Note: E - epsylon, and S - delta

Am not sure of how to start. Any help would be appreciated.

2. Solve $\left|f(x) - \frac{1}{3}\right| < \epsilon$ for $|x - 3|$.

$\left|f(x) - \frac{1}{3}\right| < \epsilon$

$\left|\frac{1}{x} - \frac{1}{3}\right| < \epsilon$

$\left|\frac{3}{3x} - \frac{x}{3x}\right| < \epsilon$

$\left|\frac{3 - x}{3x}\right| < \epsilon$

$\frac{|3 - x|}{|3x|} < \epsilon$

$\frac{1}{3|x|}|x-3| < \epsilon$

$\frac{1}{|x|}|x - 3| < 3\epsilon$.

Define M such that $\frac{1}{|x|} \leq M$, then

$|x - 3| < \frac{3\epsilon}{M}$.

So we would be able to choose $\delta = \frac{3\epsilon}{M}$.

There is no $M$ such that $\frac{1}{|x|} < M$ for all $x$, but we can restrict the value of $x$.

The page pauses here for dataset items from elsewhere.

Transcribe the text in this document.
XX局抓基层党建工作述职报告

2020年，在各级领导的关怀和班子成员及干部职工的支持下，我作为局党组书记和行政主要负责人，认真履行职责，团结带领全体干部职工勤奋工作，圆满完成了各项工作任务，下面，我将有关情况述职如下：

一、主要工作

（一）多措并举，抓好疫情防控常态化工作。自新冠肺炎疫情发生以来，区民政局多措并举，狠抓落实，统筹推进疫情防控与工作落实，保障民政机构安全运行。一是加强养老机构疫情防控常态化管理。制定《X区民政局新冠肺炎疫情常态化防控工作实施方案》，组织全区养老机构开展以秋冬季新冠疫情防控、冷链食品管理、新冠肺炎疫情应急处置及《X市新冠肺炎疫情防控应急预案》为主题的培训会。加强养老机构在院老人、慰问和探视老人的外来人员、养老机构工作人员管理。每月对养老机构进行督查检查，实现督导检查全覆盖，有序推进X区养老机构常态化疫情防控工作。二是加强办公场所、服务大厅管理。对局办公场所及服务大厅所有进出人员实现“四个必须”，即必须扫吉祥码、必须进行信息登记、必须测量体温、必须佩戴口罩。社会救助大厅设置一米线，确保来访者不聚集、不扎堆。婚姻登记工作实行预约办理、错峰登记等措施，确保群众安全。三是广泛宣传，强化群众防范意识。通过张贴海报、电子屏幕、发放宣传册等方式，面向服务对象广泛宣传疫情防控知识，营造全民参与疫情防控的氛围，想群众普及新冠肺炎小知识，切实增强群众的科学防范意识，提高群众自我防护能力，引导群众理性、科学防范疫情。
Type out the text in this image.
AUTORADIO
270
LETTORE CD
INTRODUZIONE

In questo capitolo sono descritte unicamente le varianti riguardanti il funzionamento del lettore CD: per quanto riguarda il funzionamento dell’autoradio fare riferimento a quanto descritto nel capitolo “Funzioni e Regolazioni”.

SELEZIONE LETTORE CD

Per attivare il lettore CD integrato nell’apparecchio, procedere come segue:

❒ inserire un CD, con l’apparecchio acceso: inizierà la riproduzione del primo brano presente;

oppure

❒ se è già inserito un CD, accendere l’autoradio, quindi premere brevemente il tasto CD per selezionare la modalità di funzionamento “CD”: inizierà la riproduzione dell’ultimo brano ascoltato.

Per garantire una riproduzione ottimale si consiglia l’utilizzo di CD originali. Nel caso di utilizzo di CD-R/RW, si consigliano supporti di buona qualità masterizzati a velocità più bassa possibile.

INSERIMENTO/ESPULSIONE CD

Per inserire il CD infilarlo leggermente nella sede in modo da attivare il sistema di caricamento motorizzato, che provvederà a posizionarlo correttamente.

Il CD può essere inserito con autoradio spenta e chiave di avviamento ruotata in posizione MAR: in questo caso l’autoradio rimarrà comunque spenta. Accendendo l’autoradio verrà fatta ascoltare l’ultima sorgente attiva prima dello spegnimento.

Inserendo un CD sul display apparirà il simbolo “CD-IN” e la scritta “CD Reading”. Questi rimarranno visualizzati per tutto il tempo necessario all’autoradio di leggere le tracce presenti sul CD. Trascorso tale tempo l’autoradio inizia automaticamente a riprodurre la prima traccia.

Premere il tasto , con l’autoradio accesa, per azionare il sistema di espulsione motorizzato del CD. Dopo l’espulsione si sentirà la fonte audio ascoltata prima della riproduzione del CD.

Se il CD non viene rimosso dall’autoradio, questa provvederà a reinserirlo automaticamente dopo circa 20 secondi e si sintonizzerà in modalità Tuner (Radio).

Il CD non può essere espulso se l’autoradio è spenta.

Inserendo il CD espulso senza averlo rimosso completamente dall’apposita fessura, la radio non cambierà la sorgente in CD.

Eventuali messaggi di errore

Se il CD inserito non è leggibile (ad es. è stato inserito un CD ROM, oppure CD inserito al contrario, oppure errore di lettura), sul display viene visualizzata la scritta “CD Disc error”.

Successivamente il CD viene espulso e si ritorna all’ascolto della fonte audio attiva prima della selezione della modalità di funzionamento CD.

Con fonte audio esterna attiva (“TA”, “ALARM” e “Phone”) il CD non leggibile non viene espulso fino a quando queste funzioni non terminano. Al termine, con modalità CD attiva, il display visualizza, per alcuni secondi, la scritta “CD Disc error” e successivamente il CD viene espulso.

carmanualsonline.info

If we restrict $|x - 3| < 1$ (i.e. so that $\delta = 1$)

then $-1 < x - 3 < 1$

$2 < x < 4$

$\frac{1}{4} < \frac{1}{x} < \frac{1}{2}$.

Thus $\frac{1}{|x|} < \frac{1}{2}$.

So set $M = \frac{1}{2}$ so that we can define $\delta$ to be

$\delta = \min\left\{1, \frac{3\epsilon}{\frac{1}{2}}\right\}$

$\delta = \min\{1, 6\epsilon\}$.

Now all that's left is to write the proof.

Proof: Let $\epsilon > 0$ and define $\delta = \min\{1, 6\epsilon\}$. Then if $0 < |x - 3| < \delta$, we have

$\left|\frac{1}{x} - \frac{1}{3}\right| = \left|\frac{3}{3x} - \frac{x}{3x}\right|$

$= \left|\frac{3 - x}{3x}\right|$

$= \frac{|x - 3|}{3|x|}$

$< \frac{1}{2}\left(\frac{|x - 3|}{3}\right)$ since $\frac{1}{|x|} < \frac{1}{2}$

$< \frac{1}{2}\left(\frac{6\epsilon}{3}\right)$ since $|x - 3| < \delta$ and $\delta < 6\epsilon$

$= \epsilon$.

Thus $0 < |x - 3| < \delta \implies \left|f(x) - \frac{1}{3}\right| < \epsilon$.